ONE HUBCAP FARM | Blythewood, SC

Weeds!

As I look back over my years of writing this blog, and when I think of September or October in the garden, I see that I faced the same problem every year:  out of control weeds.  Somehow the oppressive heat of August makes me reluctant to give the garden enough attention and the weeds get ahead of me.  For two Augusts,  I was in the sickly, exhausted stages of early pregnancy, and in two more Augusts I had infants that needed more care than the garden.  And in one more August I was 30 weeks pregnant, at age 40, and I could barely take care of my other two children and get dinner on the table, much less weed the garden.  Life happens to us sometimes.   All those years of weeds going to seed placed hundreds of thousands of seeds in the garden soil.

Oh, those weeds!

This past August, I moved away from my garden, and I was taking care of a new garden that I hope to keep free of weeds through some better strategies (more on that later).  The weeds reproduced with abandon in my old garden.

Our house is on the market still, and I went to the garden to try to gain some control over the weeds to help out the future homeowners.  They might bulldoze the entire garden, established asparagus plants and blackberries included, but I don’t want to think about that.  I will try to control the weeds and imagine them having a lovely garden in this space, thanking the person who produced this beautiful nutrient-rich soil for them, even if it is weedy.  In any case, the garden looks pretty frightening in its current state and cannot be a selling point.

If your garden looks like the picture above, it’s time for some weed triage.  If I had the time, I would go around and hand-pull as many of the crabgrass plants that are going to seed as I could.  I would place them in a garbage bag and dispose of them either in the trash or in a place so deeply shaded in the woods that the seeds couldn’t germinate.  I would use the bag, or a solid container, to keep those seeds from spreading any more.

After I pulled some weeds, I laid down tarps over the weeds.  While we still own the home, I will move the tarps around to other sections of the garden to kill the weeds.  Most weeds die within a week.  Hurricane Michael is on his way to us, so I made sure to weight down the edges of the tarps with extra stones.

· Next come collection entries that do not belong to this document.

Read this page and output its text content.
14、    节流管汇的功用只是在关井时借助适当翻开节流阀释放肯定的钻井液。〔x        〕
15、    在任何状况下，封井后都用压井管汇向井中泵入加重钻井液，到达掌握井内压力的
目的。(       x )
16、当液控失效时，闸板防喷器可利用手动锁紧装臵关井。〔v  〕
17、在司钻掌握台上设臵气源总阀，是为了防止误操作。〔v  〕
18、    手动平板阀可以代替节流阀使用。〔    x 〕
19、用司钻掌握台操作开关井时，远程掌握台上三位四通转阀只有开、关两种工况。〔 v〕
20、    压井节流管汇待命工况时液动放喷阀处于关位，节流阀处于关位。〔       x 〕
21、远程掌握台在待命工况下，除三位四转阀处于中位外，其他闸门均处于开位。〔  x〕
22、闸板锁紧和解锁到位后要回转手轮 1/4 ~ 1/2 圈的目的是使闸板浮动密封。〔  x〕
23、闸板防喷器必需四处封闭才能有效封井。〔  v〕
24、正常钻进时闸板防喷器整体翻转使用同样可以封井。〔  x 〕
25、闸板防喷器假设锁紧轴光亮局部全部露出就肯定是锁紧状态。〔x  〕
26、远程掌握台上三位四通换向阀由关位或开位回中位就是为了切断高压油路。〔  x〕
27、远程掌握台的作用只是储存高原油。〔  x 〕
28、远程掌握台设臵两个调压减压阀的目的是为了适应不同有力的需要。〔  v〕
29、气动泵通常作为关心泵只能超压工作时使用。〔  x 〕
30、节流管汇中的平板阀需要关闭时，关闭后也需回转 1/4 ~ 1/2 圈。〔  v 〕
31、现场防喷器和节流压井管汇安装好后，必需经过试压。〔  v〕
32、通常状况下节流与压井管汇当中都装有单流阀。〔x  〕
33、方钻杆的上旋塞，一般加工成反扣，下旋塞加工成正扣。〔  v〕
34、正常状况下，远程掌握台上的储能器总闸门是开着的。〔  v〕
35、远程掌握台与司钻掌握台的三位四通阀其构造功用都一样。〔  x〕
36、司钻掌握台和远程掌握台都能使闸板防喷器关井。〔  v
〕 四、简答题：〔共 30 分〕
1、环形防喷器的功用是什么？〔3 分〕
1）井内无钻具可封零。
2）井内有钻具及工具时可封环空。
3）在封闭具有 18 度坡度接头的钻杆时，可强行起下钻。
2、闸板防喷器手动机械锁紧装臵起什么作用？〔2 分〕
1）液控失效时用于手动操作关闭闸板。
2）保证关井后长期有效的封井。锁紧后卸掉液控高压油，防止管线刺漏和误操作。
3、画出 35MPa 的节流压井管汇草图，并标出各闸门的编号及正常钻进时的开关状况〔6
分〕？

If you have a similar disaster of weeds in your garden, I will offer some suggestions to help eliminate the weeds for next year.

  • Move the tarps weekly, or when the weeds underneath have turned a sickly yellow-brown.  If some green remains, they aren’t dead.
  • Rake aside and remove the dead weeds to a place outside the garden.
  • Encourage the next generation of weed seeds to germinate by lightly disturbing the surface of the soil with a landscape rake.
  • If rain is not expected, water the soil.
  • Wait for the weeds to germinate, and place tarps over those areas again to kill the weeds, flame weed, or lightly hoe the space.
  • Repeat this process again and again, and you will have reduced the weed seed bank significantly.
  • Do not till or disturb the soil below the surface.  If you need to lay off rows or to construct beds, do this and then water the soil, wait for germination, and lay the tarps on the area again to kill the weeds.
  • I use 6mil or thicker black plastic, or regular tarps that are UV stabilized.  If I put the tarps and plastic away when I am not using them, they will last many years.  Do not use think plastic or landscape fabric; it decomposes within a few months.